A través de Nuestras Alas, Club América continúa impulsando experiencias que ponen a las infancias y juventudes en el centro, generando espacios donde el deporte se convierte en una vía para inspirar, conectar y construir futuro. Porque cuando una niña o un niño encuentra un lugar para jugar, compartir y creer en sí mismo, también encuentra nuevas formas de imaginar lo que es posible.
En el marco del Día del Niño y rumbo a la Copa Mundial de la FIFA tm 2026, Club América, a través de su programa de responsabilidad social Nuestras Alas, se sumó a la Copa Legado 2026, una jornada realizada el pasado 25 de abril en las instalaciones de CECAP, donde niñas, niños y jóvenes vivieron una experiencia llena de futbol, convivencia y emoción.
El encuentro reunió a 6 fundaciones aliadas de Nuestras Alas, representadas por 8 equipos mixtos, en un espacio pensado para que las infancias pudieran disfrutar del deporte, compartir en comunidad y seguir soñando en grande.

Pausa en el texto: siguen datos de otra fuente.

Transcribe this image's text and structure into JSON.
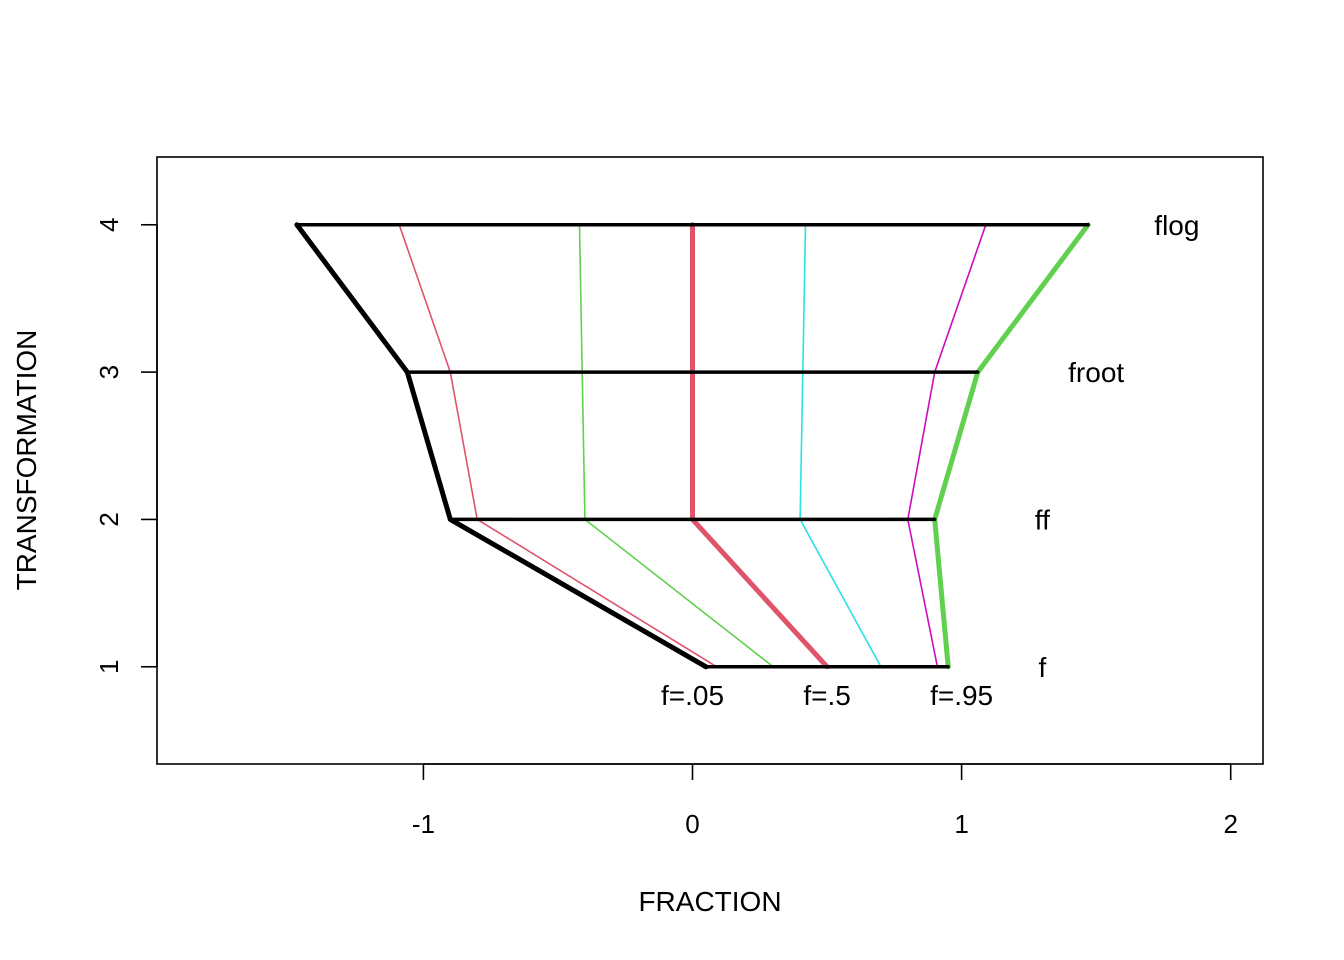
{
  "chart_data": {
    "type": "line",
    "xlabel": "FRACTION",
    "ylabel": "TRANSFORMATION",
    "xlim": [
      -1.99,
      2.12
    ],
    "ylim": [
      0.34,
      4.46
    ],
    "x_ticks": [
      -1,
      0,
      1,
      2
    ],
    "x_tick_labels": [
      "-1",
      "0",
      "1",
      "2"
    ],
    "y_ticks": [
      1,
      2,
      3,
      4
    ],
    "y_tick_labels": [
      "1",
      "2",
      "3",
      "4"
    ],
    "grid": false,
    "levels": [
      {
        "y": 1,
        "label": "f",
        "label_x": 1.3,
        "xmin": 0.05,
        "xmax": 0.95
      },
      {
        "y": 2,
        "label": "ff",
        "label_x": 1.3,
        "xmin": -0.9,
        "xmax": 0.9
      },
      {
        "y": 3,
        "label": "froot",
        "label_x": 1.5,
        "xmin": -1.06,
        "xmax": 1.06
      },
      {
        "y": 4,
        "label": "flog",
        "label_x": 1.8,
        "xmin": -1.47,
        "xmax": 1.47
      }
    ],
    "series": [
      {
        "color": "#000000",
        "width": 5,
        "points": [
          [
            0.05,
            1
          ],
          [
            -0.9,
            2
          ],
          [
            -1.06,
            3
          ],
          [
            -1.47,
            4
          ]
        ]
      },
      {
        "color": "#DF536B",
        "width": 1.6,
        "points": [
          [
            0.09,
            1
          ],
          [
            -0.8,
            2
          ],
          [
            -0.9,
            3
          ],
          [
            -1.09,
            4
          ]
        ]
      },
      {
        "color": "#61D04F",
        "width": 1.6,
        "points": [
          [
            0.3,
            1
          ],
          [
            -0.4,
            2
          ],
          [
            -0.41,
            3
          ],
          [
            -0.42,
            4
          ]
        ]
      },
      {
        "color": "#DF536B",
        "width": 5,
        "points": [
          [
            0.5,
            1
          ],
          [
            0.0,
            2
          ],
          [
            0.0,
            3
          ],
          [
            0.0,
            4
          ]
        ]
      },
      {
        "color": "#28E2E5",
        "width": 1.6,
        "points": [
          [
            0.7,
            1
          ],
          [
            0.4,
            2
          ],
          [
            0.41,
            3
          ],
          [
            0.42,
            4
          ]
        ]
      },
      {
        "color": "#CD0BBC",
        "width": 1.6,
        "points": [
          [
            0.91,
            1
          ],
          [
            0.8,
            2
          ],
          [
            0.9,
            3
          ],
          [
            1.09,
            4
          ]
        ]
      },
      {
        "color": "#61D04F",
        "width": 5,
        "points": [
          [
            0.95,
            1
          ],
          [
            0.9,
            2
          ],
          [
            1.06,
            3
          ],
          [
            1.47,
            4
          ]
        ]
      }
    ],
    "annotations": [
      {
        "text": "f=.05",
        "x": 0.0,
        "y": 0.81
      },
      {
        "text": "f=.5",
        "x": 0.5,
        "y": 0.81
      },
      {
        "text": "f=.95",
        "x": 1.0,
        "y": 0.81
      }
    ]
  }
}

A lo largo de la jornada se vivió un ambiente familiar en el que, además del torneo, hubo espacios de juego, retos y convivencia para las y los asistentes.
Como parte de esta experiencia, se contó con la presencia y palabras iniciales de jugadoras de la Sub-15 del Club América, quienes convivieron con las niñas y niños participantes y compartieron un mensaje de motivación en torno al esfuerzo, la disciplina y la importancia de creer en sus sueños. El cierre de la jornada estuvo acompañado por unas palabras de Dagoberto Espinoza, quien nos contó sobre la historia de su camino profesional y también compartió momentos con las y los asistentes.
Más tarde, por la noche, niñas, niños y jóvenes participantes, junto con sus familiares y entrenadores, acompañaron al Club en el partido América vs. Atlas, viviendo para muchas y muchos de ellos su primera experiencia en el renovado Estadio Banorte, en una noche que complementó de manera muy especial todo lo vivido durante el día.
La participación de Club América en este tipo de iniciativas forma parte de una visión más amplia de acompañamiento a las infancias y juventudes, especialmente en un momento en el que la Ciudad de México comienza a vivir cada vez más actividades en torno al evento mundial de futbol de este verano, con México como una de las sedes y anfitrión por tercera vez. En ese contexto, el Club también ha estado presente en otros espacios y acciones vinculadas a esta conversación, como el Corredor Cultural y distintas dinámicas que buscan acercar este momento histórico a la comunidad.
Desde Nuestras Alas, seguiremos participando en espacios como este, convencidos de que brindar oportunidades para jugar, convivir, inspirarse y soñar en grande también es una forma de construir futuro. Porque cuando se apuesta por las infancias, se apuesta por lo más importante: su capacidad de imaginar, crecer y transformar su realidad dentro y fuera de la cancha.